In the teachings of the Pali Canon, a person "who is not liberated, who is still subject to the sufferings brought on by insatiable craving, is considered ill." (Birnbaum, p.15). Sakyamuni Buddha was portrayed as the Supreme Physician who used two basic healing methods: healing by means of instruction and healing by means of miracles. Sakyamuni Buddha, who was considered a link between humanity and myriad celestial beings, repeatedly reminded his disciples that they should diligently seek to be healed. And Sakyamuni Buddha proclaimed that "Lo, I am physician without peer . . . " (As translated by E.M. Hare in Woven Cadences of the Early Buddhists in Birnbaum, p.16). Consequently, his disciples could turn to the King of Medicines, (the Dharma, or Buddha's teachings) or the Supreme Physician himself for relief.

Those whose illnesses were perceived to be fatal received lessons on impermanence as a fact of the natural world, whereas those who were curable were encouraged to meditate on the seven limbs (bojjhangas) of enlightenment: mindfulness, his teachings (dharma), striving, joy, tranquility, meditative trance and equanimity (Birnbaum, p.10).
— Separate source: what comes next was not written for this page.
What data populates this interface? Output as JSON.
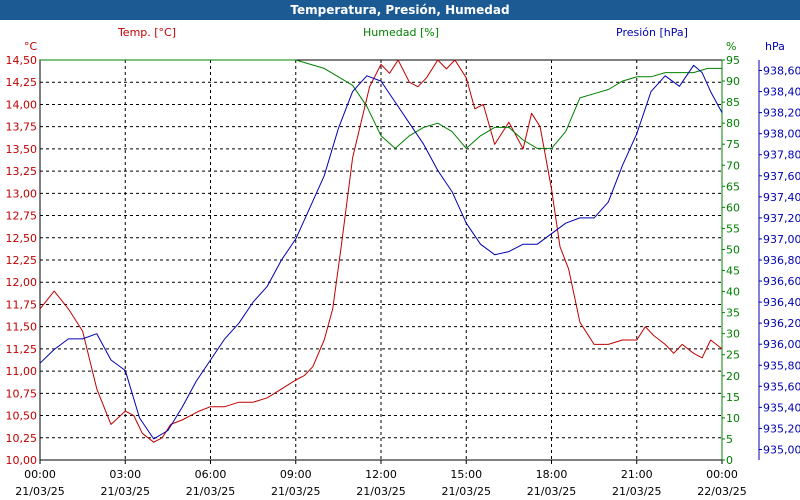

From the traditional perspective the bojjhangas are considered a method for overcoming the"Three Interior Poisons": desire, hatred and delusion. The emphasis on Buddha as the Supreme Physician, a model of selfless compassion who devoted his life to easing the pain and suffering of others, indicates a fundamental attitude regarding the nature of Buddhist medicine: "dispassionate compassion" (Birnbaum, p.17). This attitude serves as a behavioral prototype for contemporary Tibetan physicians.